Ao chegar à Alemanha, porém, este facto ainda não tinha me batido muito violentamente. Está certo, o facto de eu não perceber patavina do que as pessoas à minha volta diziam foi algo peculiar (porque eu fui à Alemanha, mas não falo puto e meio de alemão. Pensem em todas as maneiras de que eu me poderia ter lixado se tivesse de comunicar, e só depois prossigam a leitura), mas a presença de McDonalds, carros de marcas europeias e condições meteorológicas até suportáveis faziam a coisa ter um ar mais... de casa. É Europa na mesma, sei lá. A princípio não estava a computar que era um país diferente.

O primeiro choque cultural que tive, o primeiro contacto de "mas que merda é esta isto no meu país nem sonhado", foi numa estação de comboio - mas sim, uma diferente da do primeiro causo que aqui relatei. Dispunha o grupo de meia hora antes de chegar o próximo comboio, mas mandaram-nos o bom senso e as guias que não nos afastássemos muito do local de embarque.
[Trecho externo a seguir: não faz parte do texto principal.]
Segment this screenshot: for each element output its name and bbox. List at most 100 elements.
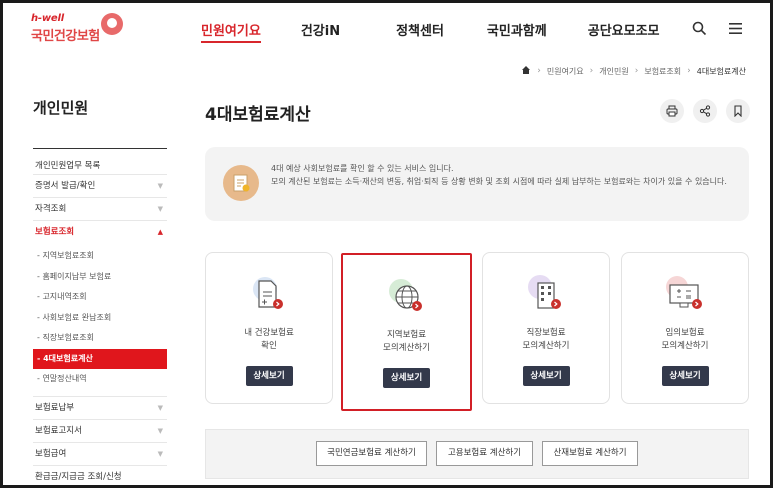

Numa estação daquela magnitude, era fácil perdermos a noção das horas e ficarmos por terra: o edifício mais se assemelhava a um centro comercial, com corredores largos ladeados a lojas de marcas de franchise, escadas rolantes ao dispor dos ociosos, e uma cúpula de vidro suportada por uma teia de ferro a limitar o céu interior. As linhas de comboio encontravam-se no centro de toda esta pulsante atividade, mas completamente camufladas e misturadas com o ambiente.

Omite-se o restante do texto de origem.